NB: I suspect that this is our area of greatest disagreement. If we were sticking to the narrow economic agenda, I broadly think we'd agree that continental Europe doesn't necessarily offer more answers than it does problems in terms of getting growth back into the economy. On the broader question of where the American state and policy should go, I suspect we disagree. I basically take a simple logical position. I believe in the NHS, I believe it is reformable, I think it is a good thing, I'm proud of it, I've relied on it. I've had cancer and it gave me care for free and frankly I was very glad I didn't have to think about who was paying for it. I think it can be made more efficient through some of the reforms we're proposing. I think therefore that it's absolutely a step forward that Obama has made healthcare reform his centrepiece.
DH: Would you extend that reasoning to other policy areas? Should housing, for example, be broadly controlled by the state, allocated according to need and funded out of general taxation?
NB: No, I don't think that that is our system, and we as a coalition are dramatically reforming social housing. I just happen to think that on healthcare — and I have lived in Germany, France and the US as well as here — our system, given the particular nature of healthcare and where it ranks on all of our hierarchies of fear and need, is potentially the best combination of value and of cost-effectiveness. I think the American system is literally the worst. While it is very, very good for a very few people, for the rest their current system is literally the worst.

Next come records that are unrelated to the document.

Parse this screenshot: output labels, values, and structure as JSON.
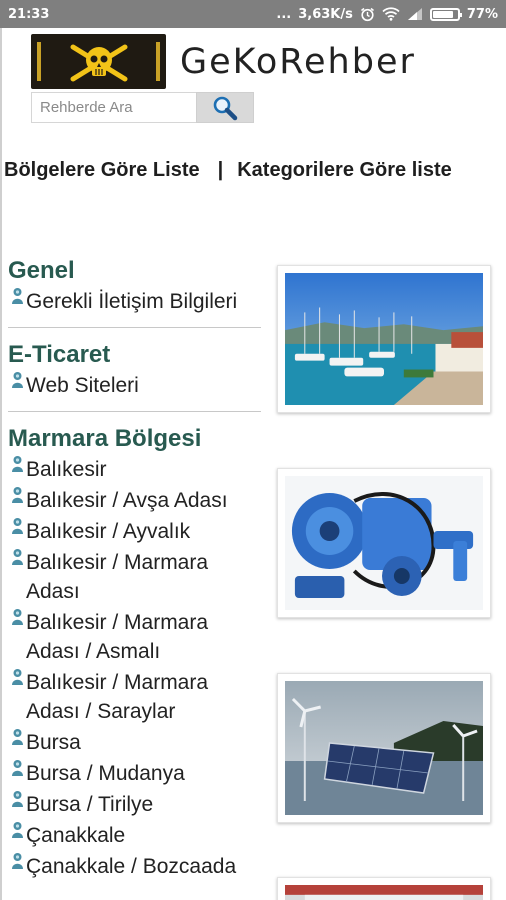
{
  "status_bar": {
    "time": "21:33",
    "dots": "...",
    "speed": "3,63K/s",
    "battery_pct": "77%",
    "battery_level": 0.77
  },
  "header": {
    "brand": "GeKoRehber"
  },
  "search": {
    "placeholder": "Rehberde Ara"
  },
  "nav": {
    "regions_link": "Bölgelere Göre Liste",
    "separator": "|",
    "categories_link": "Kategorilere Göre liste"
  },
  "groups": [
    {
      "title": "Genel",
      "items": [
        "Gerekli İletişim Bilgileri"
      ]
    },
    {
      "title": "E-Ticaret",
      "items": [
        "Web Siteleri"
      ]
    },
    {
      "title": "Marmara Bölgesi",
      "items": [
        "Balıkesir",
        "Balıkesir / Avşa Adası",
        "Balıkesir / Ayvalık",
        "Balıkesir / Marmara Adası",
        "Balıkesir / Marmara Adası / Asmalı",
        "Balıkesir / Marmara Adası / Saraylar",
        "Bursa",
        "Bursa / Mudanya",
        "Bursa / Tirilye",
        "Çanakkale",
        "Çanakkale / Bozcaada"
      ]
    }
  ],
  "icons": {
    "search": "magnifier-icon",
    "logo": "skull-crossbones-logo",
    "list_pin": "person-pin-icon"
  },
  "colors": {
    "group_title": "#285a50",
    "pin": "#4a8ea5",
    "status_bar": "#7f7f7f"
  }
}
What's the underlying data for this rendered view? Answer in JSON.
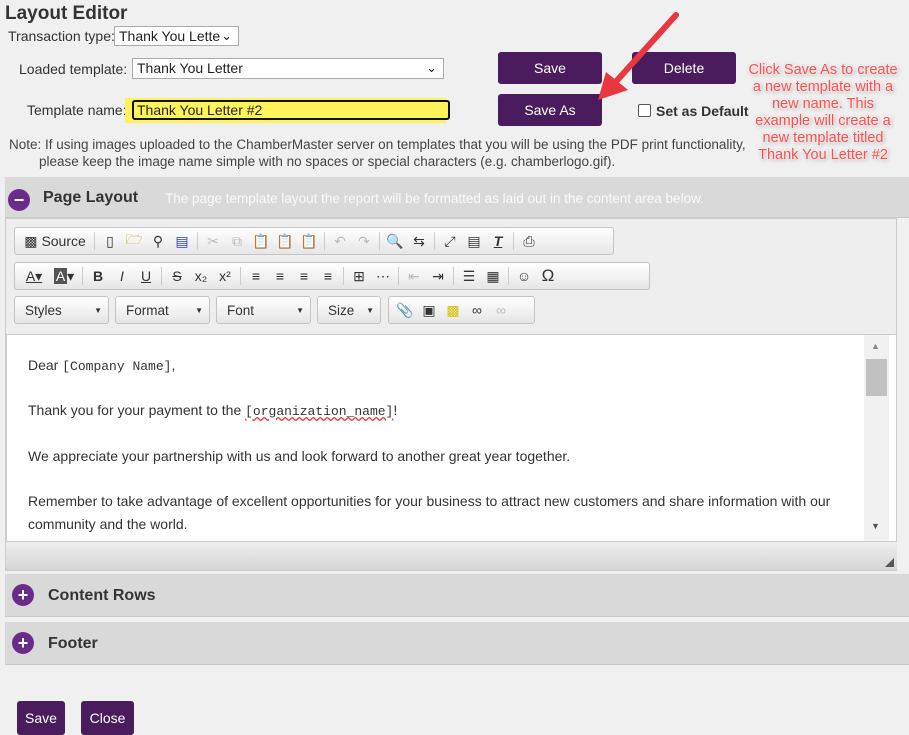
{
  "title": "Layout Editor",
  "transaction_type": {
    "label": "Transaction type:",
    "value": "Thank You Lette"
  },
  "loaded_template": {
    "label": "Loaded template:",
    "value": "Thank You Letter"
  },
  "template_name": {
    "label": "Template name:",
    "value": "Thank You Letter #2"
  },
  "buttons": {
    "save": "Save",
    "delete": "Delete",
    "save_as": "Save As",
    "set_default": "Set as Default",
    "bottom_save": "Save",
    "close": "Close"
  },
  "note": {
    "line1": "Note: If using images uploaded to the ChamberMaster server on templates that you will be using the PDF print functionality,",
    "line2": "please keep the image name simple with no spaces or special characters (e.g. chamberlogo.gif)."
  },
  "callout": "Click Save As to create a new template with a new name. This example will create a new template titled Thank You Letter #2",
  "panels": {
    "page_layout": {
      "title": "Page Layout",
      "description": "The page template layout the report will be formatted as laid out in the content area below."
    },
    "content_rows": {
      "title": "Content Rows"
    },
    "footer": {
      "title": "Footer"
    }
  },
  "toolbar": {
    "source": "Source",
    "combos": [
      "Styles",
      "Format",
      "Font",
      "Size"
    ]
  },
  "content": {
    "p1_a": "Dear ",
    "p1_field": "[Company Name]",
    "p1_b": ",",
    "p2_a": "Thank you for your payment to the ",
    "p2_field": "[organization_name]",
    "p2_b": "!",
    "p3": "We appreciate your partnership with us and look forward to another great year together.",
    "p4": "Remember to take advantage of excellent opportunities for your business to attract new customers and share information with our community and the world."
  },
  "colors": {
    "button": "#4a1c5e",
    "callout": "#ff4d4d",
    "highlight": "#fff35a",
    "arrow": "#e8373e"
  }
}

DH: Whenever you discuss healthcare, you find that the political has become personal. So people will say, with great feeling, that the NHS must be wonderful because it looked after their Auntie Maud so beautifully. But, if you think about them, such arguments really have nothing to do with how we structure health funding. In a country as wealthy as ours, we should expect people to be treated successfully, and the NHS has plenty of incredibly kind and devoted employees. At the same time, if you look at measurable data, such as waiting times and survival rates from the moment of diagnosis, we lag well behind other developed countries. Nor is it true any more that the NHS is relatively cheap. Health spending here is now above the OECD average, but outcomes are well below. We could, in short, be doing a lot better. Still, of all the reforms that I've pushed, this is the one I least expect to be taken up, because public opinion in Britain is overwhelmingly in favour of the existing model. This is partly, I have to say, because a surprising number of even quite educated and informed British people have been convinced that free healthcare for the poor is a unique property of the NHS. As you know, Nick, having lived abroad, there isn't a country in the industrialised world where people are denied treatment for want of means. Still, we are a democracy, and most people plainly like the existing system.
On the broader question of the direction of the US, I'd make the same argument in Britain as I do in America: don't become like Europe. Here's my starting point. In 1974, Western Europe — which I'll define for the sake of argument as the 15 member states of the EU as it stood prior to the admission of the former communist countries — accounted for 36 per cent of world GDP. Today, that figure is 26 per cent and in 2020 it'll be 15 per cent. Over the same period, the share of world GDP occupied by the US has held pretty steady at around 27 per cent. So something is plainly going wrong in the EU, and that something isn't hard to discern: over-regulation, excessive taxation, centralisation, uniformity. The free English-speaking nations should avoid going down that road.